Focus, passion and rebellion the keys to being a master
Robert Greene was labelled the "hip hop entrepreneur" after his 1998 book The 48 Laws of Power was embraced by entrepreneurial rappers. In his new book, Mastery , he looks at what separates the masters from the rest of the world. He talks to James Kidd
Mastery explores how people become masters in their chosen field: Marcel Proust in writing, Hakuin Zenji in Zen Buddhism. What for you are the most important factors in becoming a master?
Focus and passion. They are the absolute keys. That's why I made the first chapter about discovering your life's calling. It is better to find out when you are younger, but you can take longer to figure it out. None of the rest of the book will matter if you don't understand that. The brain is an organ that works when we focus deeply on something. We can't focus if we're not excited by what we are looking at.
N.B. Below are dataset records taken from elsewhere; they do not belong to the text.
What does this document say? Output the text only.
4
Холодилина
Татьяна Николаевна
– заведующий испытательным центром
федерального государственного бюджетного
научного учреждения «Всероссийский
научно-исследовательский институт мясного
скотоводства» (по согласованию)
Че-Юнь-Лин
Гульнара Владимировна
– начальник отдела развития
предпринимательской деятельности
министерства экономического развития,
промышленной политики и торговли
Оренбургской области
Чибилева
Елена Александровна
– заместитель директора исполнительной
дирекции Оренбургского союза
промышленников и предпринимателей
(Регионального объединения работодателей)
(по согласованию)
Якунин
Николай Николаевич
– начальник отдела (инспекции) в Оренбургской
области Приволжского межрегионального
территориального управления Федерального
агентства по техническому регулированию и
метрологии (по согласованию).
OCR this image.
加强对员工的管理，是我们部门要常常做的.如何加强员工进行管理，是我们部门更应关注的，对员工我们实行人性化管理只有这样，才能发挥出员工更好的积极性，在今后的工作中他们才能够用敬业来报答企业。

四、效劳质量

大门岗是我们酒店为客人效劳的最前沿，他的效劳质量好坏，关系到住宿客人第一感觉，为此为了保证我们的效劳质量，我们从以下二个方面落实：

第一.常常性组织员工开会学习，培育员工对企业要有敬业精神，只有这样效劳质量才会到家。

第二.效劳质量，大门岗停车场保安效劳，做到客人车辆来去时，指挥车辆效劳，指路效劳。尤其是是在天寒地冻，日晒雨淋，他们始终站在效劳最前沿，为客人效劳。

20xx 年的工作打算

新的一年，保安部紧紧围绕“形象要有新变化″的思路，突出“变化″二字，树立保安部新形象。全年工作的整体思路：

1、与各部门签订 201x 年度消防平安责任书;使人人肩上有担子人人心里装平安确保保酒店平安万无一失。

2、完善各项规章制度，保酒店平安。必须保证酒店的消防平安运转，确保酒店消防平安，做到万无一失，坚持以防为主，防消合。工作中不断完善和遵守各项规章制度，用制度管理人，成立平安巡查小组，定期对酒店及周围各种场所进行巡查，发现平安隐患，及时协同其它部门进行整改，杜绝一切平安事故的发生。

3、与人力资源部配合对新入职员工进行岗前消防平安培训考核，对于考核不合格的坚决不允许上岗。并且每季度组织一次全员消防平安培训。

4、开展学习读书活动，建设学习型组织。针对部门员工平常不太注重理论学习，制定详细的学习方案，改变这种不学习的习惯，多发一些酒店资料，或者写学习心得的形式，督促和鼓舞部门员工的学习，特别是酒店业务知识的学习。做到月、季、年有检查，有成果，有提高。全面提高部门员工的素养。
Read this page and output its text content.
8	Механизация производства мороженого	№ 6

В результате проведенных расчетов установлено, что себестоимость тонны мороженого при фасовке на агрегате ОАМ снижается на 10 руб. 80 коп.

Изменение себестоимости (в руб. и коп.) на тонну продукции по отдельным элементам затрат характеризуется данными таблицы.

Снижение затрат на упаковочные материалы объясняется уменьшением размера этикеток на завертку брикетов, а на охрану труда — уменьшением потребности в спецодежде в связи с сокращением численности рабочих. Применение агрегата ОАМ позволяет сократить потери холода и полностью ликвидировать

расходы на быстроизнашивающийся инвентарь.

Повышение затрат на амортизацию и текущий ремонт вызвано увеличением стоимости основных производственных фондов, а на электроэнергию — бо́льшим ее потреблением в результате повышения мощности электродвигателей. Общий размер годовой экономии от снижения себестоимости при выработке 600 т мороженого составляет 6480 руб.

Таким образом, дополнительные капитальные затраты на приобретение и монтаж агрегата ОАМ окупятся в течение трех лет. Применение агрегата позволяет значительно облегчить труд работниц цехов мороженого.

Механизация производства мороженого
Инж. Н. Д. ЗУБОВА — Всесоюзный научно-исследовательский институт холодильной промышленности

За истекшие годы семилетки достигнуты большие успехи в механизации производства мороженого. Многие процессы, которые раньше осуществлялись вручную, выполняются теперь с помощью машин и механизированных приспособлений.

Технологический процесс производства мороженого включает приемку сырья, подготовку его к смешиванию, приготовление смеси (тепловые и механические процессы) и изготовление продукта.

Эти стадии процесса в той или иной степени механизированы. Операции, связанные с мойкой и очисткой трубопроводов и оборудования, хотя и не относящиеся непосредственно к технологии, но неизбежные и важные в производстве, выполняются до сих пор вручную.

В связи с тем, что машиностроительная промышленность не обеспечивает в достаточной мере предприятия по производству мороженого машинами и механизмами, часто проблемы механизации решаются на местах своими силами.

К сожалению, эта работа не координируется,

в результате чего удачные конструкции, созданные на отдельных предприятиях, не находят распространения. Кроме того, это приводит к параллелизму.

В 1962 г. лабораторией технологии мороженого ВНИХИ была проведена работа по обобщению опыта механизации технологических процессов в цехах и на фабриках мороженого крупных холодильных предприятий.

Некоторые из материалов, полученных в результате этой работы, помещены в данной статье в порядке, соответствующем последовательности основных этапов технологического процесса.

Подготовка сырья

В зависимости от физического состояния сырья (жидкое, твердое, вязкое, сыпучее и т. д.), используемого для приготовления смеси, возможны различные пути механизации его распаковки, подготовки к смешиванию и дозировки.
You analyse some of the most successful people in history. How did you choose the masters - whether Freddie Roach or Goethe?
I had to be attracted to them. There were definitely people who fit the template but I didn't like them. I am particularly attracted to people who have overcome obstacles, who weren't born with the natural material you would think of to become a master. Michael Faraday was poor. I loved Temple Grandin. If someone with autism can get there then nobody else has an excuse.
What separates a master such as Albert Einstein from the rest of us?
The difference between masters and other people is that little voice inside is strong enough that it keeps popping up. It says, "No - you don't want to be a lawyer, you want to be a writer". That is the only thing that separates an Einstein from the rest of us. They know what they want to do and they follow it.
It sounds like you are advocating rebellion and idiosyncrasy.
I am advocating rebellion. The only people who rewrite the rules are those who have an impact, who are non-conformists. Not everyone can be like that. Trains wouldn't run on time if everybody was at that level. But there are different degrees. The world right now is super-competitive. It is almost forcing you to be a non-conformist. I call it a ferociously democratic environment. It is fuelled by the internet where we don't have any patience for middlemen. It is more of an entrepreneurial environment now.
How do you fit into this narrative of mastery - from passion through apprenticeship to mastery?
For me, it was knowing I wanted to write from a very early age. I thought originally I was going to write the great novel. When I got out of college, I had to get a job, so I went into journalism. I learned a lot, but I didn't like that everything is so short and temporary. I meandered through film and television. It's more creative, but you have no control. By the time I was 36, I hadn't found it. My parents were getting worried. Then I got the chance to write a book [ The 48 Laws of Power]. It was a sort of a eureka moment. I decided to make a book that was completely weird and true to my own proclivities. It was a risk. But The 48 Laws of Power was so different that it stood out and attracted a lot of attention.
Your writing draws on Asian philosophy and religion. How have Asian thinkers influenced you?
They are a huge influence. I am infinitely more interested in Asian forms of strategy than Western ones. I find it more fluid, much more realistic and dimensional. All the greats: Sun Tzu, Musashi, Tsung Ping. For me, Asian thinkers have a much more holistic viewpoint of life. Zen meditation I use in a very deep personal way: to help me deal with the stresses of my life, to help me focus. It gives purpose to what I do. There are so many intersections between Asian philosophy and my books that I could spend hours on them.
You've been called the "hip hop entrepreneur". You have collaborated with 50 Cent. has been name-checked by Jay-Z, Kanye West and Busta Rhymes. Why did your writing strike a chord with the hip hop community?
The 48 Laws of Power came out just at the right time when a lot of black artists were trying to own their music. Black artists had been exploited, going back to the jazz era. In the mid-1990s, there was a huge movement to be entrepreneurial - to start your own label. The music business is very Machiavellian. 50 Cent would tell me that being a drug dealer might have seemed ruthless, but it was nowhere near as harsh as the music business. The artists found The 48 Laws very helpful in dealing with meetings, being aware of what a record producer was doing to them.